The Tokugawa shogunate styled itself after neo-Confucian ideas of self-cultivation and righteous government, claiming for itself a governance based on "selfless intentions, pure dedication, and moral fiber." Despite origins in secular Zen thought, Japanese neo-Confucianism affirmed the existing order, authority, individuality, and intellectual pursuits. The exemplar of neo-Confucianism -- but also an active observer of his contemporary culture -- was Fujiwara Seika. Despite the dominance of neo-Confucian ideals, Taoism played an important formative and ongoing role in philosophy and in the promotion of values shared by neo-Confucians.

Conclusion

Brown concludes that

The Four Graybeards, representing the positive valuation of reclusion during their sojourning on Mt. Shang and conversely the sanctioning of political order in their return to the Han court, symbolize both the rejection and validation of power. In related fashion, the Seven Sages represent a refusal to serve the government and devotion to self-cultivation. Yet, because their rejection of politics in favor of devotion to self-exploration through the arts does not directly threaten the political order, it actually serves to support that order by providing a safe outlet for potentially subversive men marginalized by political struggles or by their philosophical views.

Thus Brown concludes that "aesthetic reclusion is political ambivalent." Criticism of the existing social and political order was first presented as a personal choice but transmuted art into a ritualistic expression, fostering an anti-structure or even a counter-culture. Aesthetic reclusion was not the ascetic reclusion of Saigyo, Ryokan and the hijiri (which very well might represent a potential threat to the existing order), nor was it the secularized and amorphous concept of wabi in modern times.

Interest in reclusion was widespread in Japanese society, as evident from the "plethora" of hermit paintings and screens. The elaboration and mix of thematic story material further extended the cultural impact of eremitic ideas in Japanese society.

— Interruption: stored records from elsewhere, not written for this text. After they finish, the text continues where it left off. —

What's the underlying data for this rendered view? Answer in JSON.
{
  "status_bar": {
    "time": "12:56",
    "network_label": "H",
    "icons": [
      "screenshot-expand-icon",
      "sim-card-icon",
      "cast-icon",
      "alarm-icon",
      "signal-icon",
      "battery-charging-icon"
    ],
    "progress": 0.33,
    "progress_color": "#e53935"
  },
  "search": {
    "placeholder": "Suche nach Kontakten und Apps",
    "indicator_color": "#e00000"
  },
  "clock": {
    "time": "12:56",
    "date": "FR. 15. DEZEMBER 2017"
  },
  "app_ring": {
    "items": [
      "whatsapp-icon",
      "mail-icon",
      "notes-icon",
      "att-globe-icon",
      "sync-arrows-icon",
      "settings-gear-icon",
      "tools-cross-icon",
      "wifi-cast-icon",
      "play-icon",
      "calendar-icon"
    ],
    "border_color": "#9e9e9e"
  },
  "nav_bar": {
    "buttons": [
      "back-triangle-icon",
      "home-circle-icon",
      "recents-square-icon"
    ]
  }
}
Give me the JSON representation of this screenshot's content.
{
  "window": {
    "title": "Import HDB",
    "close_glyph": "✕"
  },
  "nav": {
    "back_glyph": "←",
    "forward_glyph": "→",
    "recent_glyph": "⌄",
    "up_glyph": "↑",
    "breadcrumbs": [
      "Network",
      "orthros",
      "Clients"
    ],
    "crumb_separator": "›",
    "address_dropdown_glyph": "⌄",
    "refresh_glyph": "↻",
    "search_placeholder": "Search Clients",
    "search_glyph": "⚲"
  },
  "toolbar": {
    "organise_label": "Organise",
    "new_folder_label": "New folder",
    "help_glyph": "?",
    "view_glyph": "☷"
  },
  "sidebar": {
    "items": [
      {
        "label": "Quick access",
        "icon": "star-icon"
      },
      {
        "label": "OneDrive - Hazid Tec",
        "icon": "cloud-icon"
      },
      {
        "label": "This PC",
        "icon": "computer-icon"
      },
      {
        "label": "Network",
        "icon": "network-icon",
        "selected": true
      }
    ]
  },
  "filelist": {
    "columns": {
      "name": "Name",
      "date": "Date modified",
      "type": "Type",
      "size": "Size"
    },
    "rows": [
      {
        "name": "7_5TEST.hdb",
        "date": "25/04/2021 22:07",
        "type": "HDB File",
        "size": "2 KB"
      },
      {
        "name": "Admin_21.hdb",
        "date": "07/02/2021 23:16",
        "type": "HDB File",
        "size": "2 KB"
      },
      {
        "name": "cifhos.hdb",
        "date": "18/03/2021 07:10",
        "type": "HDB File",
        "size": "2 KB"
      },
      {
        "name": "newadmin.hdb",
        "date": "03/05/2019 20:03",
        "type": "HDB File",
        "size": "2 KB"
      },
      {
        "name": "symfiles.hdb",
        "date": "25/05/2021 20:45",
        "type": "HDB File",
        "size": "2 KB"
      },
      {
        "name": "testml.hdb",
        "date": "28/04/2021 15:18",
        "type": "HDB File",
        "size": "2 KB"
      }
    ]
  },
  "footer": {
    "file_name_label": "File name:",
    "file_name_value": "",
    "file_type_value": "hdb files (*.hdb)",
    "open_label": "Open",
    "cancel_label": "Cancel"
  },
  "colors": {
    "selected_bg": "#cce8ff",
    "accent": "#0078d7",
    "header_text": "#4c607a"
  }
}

"The relation of art to culture is not reflective so much as it is reflexive," author Brown notes. Culture is the context of art. Art is not a mere reflection of or a product of culture. In this sense, eremitism, too, transformed Japanese culture and was not merely a product of it. The hermit paintings were not mirrors or by-products but "transformative entities" shaping the very fabric of Momoyama culture.

This stimulating book is filled with information specific to its subject but also suggestive of many branching topics of interest. The book has nearly thirty pages of bibliographical references and thirty-four illustrations (black and white) of hermit paintings discussed in the text. This landmark exploration sets a standard for comprehensive studies of eremitism.